Her body is healed by her husband's patient hands, and she is cured of the poison that corrupts her bloodstream. She can walk, and talk, and everything is as it was before.

But something inside of her is broken beyond repair, because once upon a time, Celebrían knew the grip of a bow and the heft of a blade, and now she has forgotten and it has cost her dearly. Her body heals with time, but her strength is gone. If she remains on these shores, she will fade and wither into nothing, and she knows this as surely as she knows her own name.

Her husband knows this too, and tries to console her, tries to heal what even his skilled hands cannot. He holds her close and they both look to the West as the sun peeks over the horizon and a new day dawns.

Celebrían's body is healed, and the sun rises as it has a million times before, but things have been irrevocably changed. On Redhorn Pass everything falls apart, and the Lord of Rivendell finds a hurt he cannot heal, and the gwenyn stop smiling as their sister's light dims with worry, and Celebrían forgets her own strength.

She will fade very soon if she stays. Her husband knows this. Her children know this. Her kin know this, and her mother, who sees so many things, knows this best of all.

o

It is not the cry of the gulls that calls her to the sea, but something else for which she has no name. She hears it plain as day, ringing out across the water. It cuts through the fog of grief, and Celebrían knows her time on these shores is over.

So she smiles, and embraces her strong, too-silent sons, and says her last goodbyes to her beloved husband; he will not follow her into the West until his task on Middle Earth is complete. But on her daughter she pauses, because in Arwen, beautiful Arwen, Celebrían sees something of herself that her sons do not possess, and although she does not have her mother's gift of foresight, there is suddenly a deep certainty in her bones that Arwen will die a mortal death.

"Go well, my daughter," she whispers as the last rays of sunlight touch down on the wave-washed shores and refract into a million tiny ripples. A million possible futures born in the blink of an eye. "Choose wisely. Do not forget your strength." She presses a kiss to her daughter's silken hair, and smiles softly at the bemusement that is plain on Arwen's face.

Galadriel sees all in her mirror, and begins to understand.

o

And so Celebrían steps onto the sea, and the ship that is meant to bear her West casts off as the sun disappears beneath the horizon, and this is proper, she thinks, because it is truly into the dark she sails.

She will not reach the Undying Lands at the end of this voyage. Of this Celebrían is certain.
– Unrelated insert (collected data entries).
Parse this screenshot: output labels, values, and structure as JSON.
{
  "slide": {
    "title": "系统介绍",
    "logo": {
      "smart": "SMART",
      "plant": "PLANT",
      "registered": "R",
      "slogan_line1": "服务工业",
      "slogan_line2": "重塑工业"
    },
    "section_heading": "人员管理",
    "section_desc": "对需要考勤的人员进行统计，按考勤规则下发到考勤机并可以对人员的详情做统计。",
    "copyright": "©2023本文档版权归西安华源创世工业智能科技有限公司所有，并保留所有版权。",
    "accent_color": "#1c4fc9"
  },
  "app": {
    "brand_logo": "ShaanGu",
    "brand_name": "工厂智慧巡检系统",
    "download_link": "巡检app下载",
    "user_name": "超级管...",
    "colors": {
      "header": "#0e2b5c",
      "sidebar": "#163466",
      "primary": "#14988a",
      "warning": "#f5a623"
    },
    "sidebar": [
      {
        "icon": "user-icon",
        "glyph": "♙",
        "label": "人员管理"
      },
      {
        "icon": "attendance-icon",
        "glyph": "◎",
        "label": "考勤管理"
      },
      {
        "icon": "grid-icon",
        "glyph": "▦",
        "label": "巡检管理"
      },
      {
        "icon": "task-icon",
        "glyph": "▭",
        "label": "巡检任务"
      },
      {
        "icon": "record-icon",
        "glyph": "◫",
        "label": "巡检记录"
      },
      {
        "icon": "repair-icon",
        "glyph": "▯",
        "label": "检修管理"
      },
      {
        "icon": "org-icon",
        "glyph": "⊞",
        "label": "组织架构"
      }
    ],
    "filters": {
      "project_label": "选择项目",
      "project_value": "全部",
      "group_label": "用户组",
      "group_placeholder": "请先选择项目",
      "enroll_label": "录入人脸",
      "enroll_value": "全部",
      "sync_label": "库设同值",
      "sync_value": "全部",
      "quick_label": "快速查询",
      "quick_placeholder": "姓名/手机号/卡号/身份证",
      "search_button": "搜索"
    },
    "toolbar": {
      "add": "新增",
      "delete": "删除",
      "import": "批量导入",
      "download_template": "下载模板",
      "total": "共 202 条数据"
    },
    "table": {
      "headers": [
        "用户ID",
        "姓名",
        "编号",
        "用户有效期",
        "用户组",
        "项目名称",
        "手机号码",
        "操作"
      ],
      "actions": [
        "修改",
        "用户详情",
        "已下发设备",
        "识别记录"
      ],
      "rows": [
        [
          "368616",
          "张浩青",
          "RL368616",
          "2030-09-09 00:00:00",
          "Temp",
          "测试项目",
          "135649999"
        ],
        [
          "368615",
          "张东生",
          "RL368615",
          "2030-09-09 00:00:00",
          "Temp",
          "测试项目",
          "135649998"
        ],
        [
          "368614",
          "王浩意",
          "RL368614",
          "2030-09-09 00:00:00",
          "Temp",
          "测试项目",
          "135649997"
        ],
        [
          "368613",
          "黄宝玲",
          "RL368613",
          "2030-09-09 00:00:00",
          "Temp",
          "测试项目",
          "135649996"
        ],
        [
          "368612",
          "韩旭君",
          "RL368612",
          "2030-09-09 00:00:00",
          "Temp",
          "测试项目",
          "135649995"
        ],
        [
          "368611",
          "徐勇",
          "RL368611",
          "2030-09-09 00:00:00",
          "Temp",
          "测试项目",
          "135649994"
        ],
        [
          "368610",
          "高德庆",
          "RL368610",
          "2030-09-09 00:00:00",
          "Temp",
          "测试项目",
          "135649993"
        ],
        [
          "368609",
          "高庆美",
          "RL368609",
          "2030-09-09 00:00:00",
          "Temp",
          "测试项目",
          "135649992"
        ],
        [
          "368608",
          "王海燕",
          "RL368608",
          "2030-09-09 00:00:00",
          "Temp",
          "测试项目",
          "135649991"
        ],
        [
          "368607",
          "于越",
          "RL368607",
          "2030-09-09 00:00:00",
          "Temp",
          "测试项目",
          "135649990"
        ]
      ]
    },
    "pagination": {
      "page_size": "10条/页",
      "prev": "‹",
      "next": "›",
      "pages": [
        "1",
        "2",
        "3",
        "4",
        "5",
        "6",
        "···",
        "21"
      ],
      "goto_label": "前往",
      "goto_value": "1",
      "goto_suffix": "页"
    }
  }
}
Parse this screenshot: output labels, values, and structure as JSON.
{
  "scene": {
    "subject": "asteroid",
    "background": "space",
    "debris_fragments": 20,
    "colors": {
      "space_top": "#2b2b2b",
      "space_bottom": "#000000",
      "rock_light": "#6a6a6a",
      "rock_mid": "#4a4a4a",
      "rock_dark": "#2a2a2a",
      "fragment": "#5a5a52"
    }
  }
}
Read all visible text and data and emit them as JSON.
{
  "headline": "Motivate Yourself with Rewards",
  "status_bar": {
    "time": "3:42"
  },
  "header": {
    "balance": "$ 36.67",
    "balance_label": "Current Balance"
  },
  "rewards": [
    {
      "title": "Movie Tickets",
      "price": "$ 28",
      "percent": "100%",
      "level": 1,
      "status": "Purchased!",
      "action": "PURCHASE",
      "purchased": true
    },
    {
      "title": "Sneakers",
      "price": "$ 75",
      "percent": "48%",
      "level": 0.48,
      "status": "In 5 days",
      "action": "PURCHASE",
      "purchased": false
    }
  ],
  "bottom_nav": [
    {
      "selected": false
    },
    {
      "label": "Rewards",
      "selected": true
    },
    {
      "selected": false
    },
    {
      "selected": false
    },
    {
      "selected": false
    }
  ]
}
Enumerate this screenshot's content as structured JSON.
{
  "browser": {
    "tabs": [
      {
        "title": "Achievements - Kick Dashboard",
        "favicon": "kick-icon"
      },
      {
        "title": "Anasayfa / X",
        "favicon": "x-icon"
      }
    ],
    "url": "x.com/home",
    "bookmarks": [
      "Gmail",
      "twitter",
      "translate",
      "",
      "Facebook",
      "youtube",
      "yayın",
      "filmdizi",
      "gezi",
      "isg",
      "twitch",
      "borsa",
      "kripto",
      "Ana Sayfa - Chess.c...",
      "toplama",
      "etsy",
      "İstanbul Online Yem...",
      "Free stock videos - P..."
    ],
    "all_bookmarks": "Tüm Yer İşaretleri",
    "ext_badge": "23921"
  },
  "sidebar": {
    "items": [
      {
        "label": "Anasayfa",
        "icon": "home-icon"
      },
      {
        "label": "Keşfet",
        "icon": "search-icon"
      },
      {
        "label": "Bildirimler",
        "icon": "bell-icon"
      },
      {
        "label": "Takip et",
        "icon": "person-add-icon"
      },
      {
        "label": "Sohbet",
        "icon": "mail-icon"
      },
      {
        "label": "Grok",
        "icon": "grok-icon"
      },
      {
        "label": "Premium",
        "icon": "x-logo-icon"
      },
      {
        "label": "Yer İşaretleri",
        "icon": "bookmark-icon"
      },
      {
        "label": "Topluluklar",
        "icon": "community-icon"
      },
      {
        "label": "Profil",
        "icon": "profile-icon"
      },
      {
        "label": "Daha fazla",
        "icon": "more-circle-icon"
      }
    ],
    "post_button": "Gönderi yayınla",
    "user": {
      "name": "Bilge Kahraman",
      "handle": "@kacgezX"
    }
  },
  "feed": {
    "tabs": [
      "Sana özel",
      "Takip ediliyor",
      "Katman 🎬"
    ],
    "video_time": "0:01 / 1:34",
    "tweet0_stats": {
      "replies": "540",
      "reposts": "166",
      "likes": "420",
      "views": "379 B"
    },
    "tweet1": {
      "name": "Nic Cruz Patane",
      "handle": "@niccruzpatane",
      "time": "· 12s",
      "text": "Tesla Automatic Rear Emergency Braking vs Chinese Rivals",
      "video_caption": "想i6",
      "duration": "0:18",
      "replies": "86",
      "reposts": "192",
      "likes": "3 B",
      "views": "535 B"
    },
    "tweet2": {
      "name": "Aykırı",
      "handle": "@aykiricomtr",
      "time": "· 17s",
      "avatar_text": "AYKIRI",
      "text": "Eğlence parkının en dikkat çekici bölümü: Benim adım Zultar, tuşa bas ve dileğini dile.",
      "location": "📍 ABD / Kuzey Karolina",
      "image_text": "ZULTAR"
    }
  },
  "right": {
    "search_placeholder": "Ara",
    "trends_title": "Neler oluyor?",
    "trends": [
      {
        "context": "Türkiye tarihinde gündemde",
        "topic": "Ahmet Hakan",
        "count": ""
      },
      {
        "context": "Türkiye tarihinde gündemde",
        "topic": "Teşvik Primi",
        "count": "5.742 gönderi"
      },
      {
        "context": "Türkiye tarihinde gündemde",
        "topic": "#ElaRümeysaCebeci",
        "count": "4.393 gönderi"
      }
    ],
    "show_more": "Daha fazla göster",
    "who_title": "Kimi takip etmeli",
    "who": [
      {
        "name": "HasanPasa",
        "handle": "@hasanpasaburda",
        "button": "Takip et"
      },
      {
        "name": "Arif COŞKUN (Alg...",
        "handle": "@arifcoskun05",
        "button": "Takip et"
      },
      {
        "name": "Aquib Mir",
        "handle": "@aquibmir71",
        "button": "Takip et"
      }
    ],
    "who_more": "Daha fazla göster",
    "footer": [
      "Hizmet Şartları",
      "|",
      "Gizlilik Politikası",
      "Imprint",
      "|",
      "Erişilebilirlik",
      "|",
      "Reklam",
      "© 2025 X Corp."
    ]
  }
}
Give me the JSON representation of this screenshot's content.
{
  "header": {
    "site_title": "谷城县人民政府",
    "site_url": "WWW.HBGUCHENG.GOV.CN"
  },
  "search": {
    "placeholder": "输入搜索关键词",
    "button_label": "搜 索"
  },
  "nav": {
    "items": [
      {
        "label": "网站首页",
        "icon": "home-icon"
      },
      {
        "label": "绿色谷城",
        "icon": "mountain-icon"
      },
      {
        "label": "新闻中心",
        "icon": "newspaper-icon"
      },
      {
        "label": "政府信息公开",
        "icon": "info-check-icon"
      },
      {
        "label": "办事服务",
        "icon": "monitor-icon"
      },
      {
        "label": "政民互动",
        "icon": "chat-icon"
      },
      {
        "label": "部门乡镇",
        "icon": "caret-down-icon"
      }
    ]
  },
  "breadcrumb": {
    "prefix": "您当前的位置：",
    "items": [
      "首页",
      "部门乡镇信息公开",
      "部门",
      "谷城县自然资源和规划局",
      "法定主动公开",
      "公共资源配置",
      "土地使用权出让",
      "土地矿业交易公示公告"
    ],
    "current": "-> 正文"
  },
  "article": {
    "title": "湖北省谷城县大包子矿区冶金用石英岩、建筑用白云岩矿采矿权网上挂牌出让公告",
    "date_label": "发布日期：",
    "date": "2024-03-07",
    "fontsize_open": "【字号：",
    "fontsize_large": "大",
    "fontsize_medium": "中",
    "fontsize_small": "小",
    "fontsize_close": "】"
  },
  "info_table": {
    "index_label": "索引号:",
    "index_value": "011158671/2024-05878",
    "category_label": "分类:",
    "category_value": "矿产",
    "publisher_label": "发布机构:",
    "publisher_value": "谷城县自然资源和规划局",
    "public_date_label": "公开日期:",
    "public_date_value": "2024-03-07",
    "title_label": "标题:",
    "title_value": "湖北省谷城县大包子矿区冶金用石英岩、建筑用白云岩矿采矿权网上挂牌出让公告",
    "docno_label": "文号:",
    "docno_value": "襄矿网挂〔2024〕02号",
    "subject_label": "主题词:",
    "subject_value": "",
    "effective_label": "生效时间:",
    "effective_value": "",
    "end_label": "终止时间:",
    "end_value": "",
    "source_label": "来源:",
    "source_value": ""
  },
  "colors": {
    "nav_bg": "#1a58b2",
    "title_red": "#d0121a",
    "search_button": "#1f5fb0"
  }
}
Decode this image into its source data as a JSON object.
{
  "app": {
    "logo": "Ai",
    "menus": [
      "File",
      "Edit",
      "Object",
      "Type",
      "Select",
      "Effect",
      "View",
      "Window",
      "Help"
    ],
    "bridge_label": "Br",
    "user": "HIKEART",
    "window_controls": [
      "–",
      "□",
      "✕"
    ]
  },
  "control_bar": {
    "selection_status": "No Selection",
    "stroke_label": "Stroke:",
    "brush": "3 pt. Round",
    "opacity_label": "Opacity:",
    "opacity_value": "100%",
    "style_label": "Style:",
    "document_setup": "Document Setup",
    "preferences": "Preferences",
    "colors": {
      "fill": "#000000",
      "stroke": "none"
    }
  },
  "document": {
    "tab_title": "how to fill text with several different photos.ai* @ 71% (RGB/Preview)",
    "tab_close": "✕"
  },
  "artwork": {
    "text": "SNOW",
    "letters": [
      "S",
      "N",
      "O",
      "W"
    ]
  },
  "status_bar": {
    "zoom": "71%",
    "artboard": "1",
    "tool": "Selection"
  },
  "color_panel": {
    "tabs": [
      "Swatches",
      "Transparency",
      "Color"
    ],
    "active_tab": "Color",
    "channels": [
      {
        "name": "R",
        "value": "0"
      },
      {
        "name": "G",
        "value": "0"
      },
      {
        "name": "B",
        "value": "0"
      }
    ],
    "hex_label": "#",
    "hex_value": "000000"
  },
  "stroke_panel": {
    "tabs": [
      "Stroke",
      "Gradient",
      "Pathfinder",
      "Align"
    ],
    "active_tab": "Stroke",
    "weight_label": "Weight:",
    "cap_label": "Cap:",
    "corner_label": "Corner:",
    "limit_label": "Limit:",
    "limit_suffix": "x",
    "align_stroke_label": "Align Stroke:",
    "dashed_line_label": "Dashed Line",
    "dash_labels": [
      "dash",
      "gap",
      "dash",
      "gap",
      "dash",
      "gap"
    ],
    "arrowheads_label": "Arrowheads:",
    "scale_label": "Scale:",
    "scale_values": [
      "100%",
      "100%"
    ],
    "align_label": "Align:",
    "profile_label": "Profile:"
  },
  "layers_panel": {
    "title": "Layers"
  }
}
Her destination lies somewhere between sunset and sunrise, an ocean away, in the dream of a dream of a waking dream.

There is a strength within her like she has never known before, but once forgot and now remembers. Her graceful hands grip the ship's rail and remember the heft of a sword, and the moon rises and lights a burning path across the water, and the whole ocean is her mirror in which a thousand mortal girls live and die, and there is pain and strength and glory.

And so two paths lie before Celebrían, daughter of Galadriel, as her present fades away into the past and only her futures remain before her. To the West, the Undying Lands. And the other -

She is her mother's daughter. Her rebellion will not be forgiven lightly.